ASB Bank chief economist Nick Tuffley said the data reinforces the idea that the RBNZ will be in no rush to raise interest rates anytime soon and pushed out when he expects the next rate increase. "We now expect the RBNZ will leave the official cash rate on hold until February 2019, previously November 2018," he said. The central bank has indicated it plans to keep interest rates on hold at 1.75 per cent before lifting them in 2019.
"It was all on the data. and since that point the kiwi has been on the back foot. We've also seen quite a bit of selling against the Aussie," said Martin Rudings, senior dealer foreign exchange at OMF in Wellington.
The kiwi traded at 93.33 Australian cents versus 93.48 Australia cents late yesterday and Rudings said it could test below 93 Australian cents later in the global trading day.
The jobs data means the central bank "is more likely to be on their hands for a very long time," he said, adding they could drop any hint of a tightening bias.
"If they want to make a difference on the currency they will come out and say we are basically neutral. The market will adjust the interest rates and pull the currency down," he said.

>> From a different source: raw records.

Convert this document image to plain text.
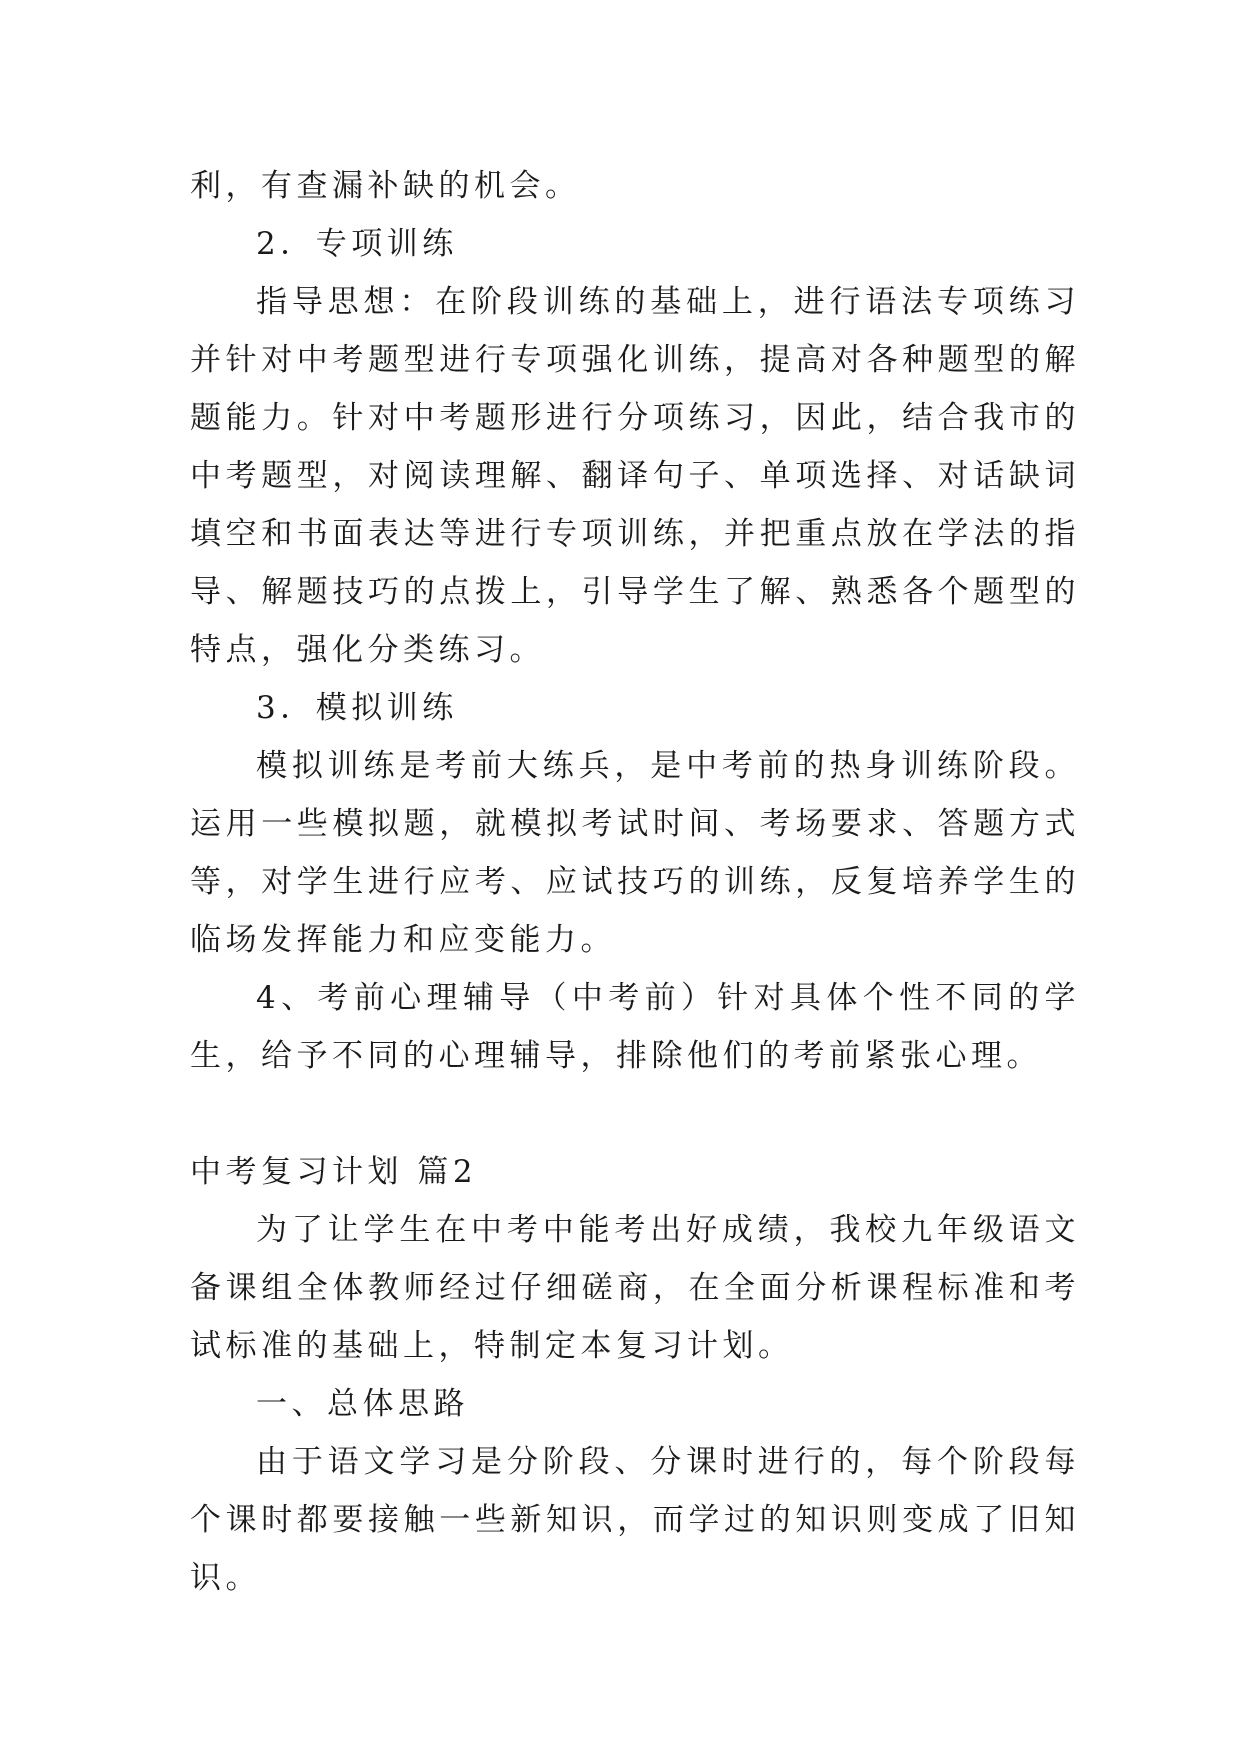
利，有查漏补缺的机会。

2．专项训练

指导思想：在阶段训练的基础上，进行语法专项练习并针对中考题型进行专项强化训练，提高对各种题型的解题能力。针对中考题形进行分项练习，因此，结合我市的中考题型，对阅读理解、翻译句子、单项选择、对话缺词填空和书面表达等进行专项训练，并把重点放在学法的指导、解题技巧的点拨上，引导学生了解、熟悉各个题型的特点，强化分类练习。

3．模拟训练

模拟训练是考前大练兵，是中考前的热身训练阶段。运用一些模拟题，就模拟考试时间、考场要求、答题方式等，对学生进行应考、应试技巧的训练，反复培养学生的临场发挥能力和应变能力。

4、考前心理辅导（中考前）针对具体个性不同的学生，给予不同的心理辅导，排除他们的考前紧张心理。

中考复习计划 篇2

为了让学生在中考中能考出好成绩，我校九年级语文备课组全体教师经过仔细磋商，在全面分析课程标准和考试标准的基础上，特制定本复习计划。

一、总体思路

由于语文学习是分阶段、分课时进行的，每个阶段每个课时都要接触一些新知识，而学过的知识则变成了旧知识。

In the short term, however, it may not fall much further against the US dollar in particular as the greenback remains capped by political turmoil in Washington and lacklustre U.S. economic data. The focus will now shift to US jobs data at the end of the week.
The kiwi traded at 62.80 euro cents from 63.43 cents and slipped to 82.34 yen from 82.69 yen. It declined to 56.23 British pence from 56.77 pence and traded at 4.9957 yuan from 5.0409 yuan.
New Zealand's two-year swap rate fell 1 basis point to 2.20 per cent while the 10-year swaps fell 2 basis point to 3.28 per cent.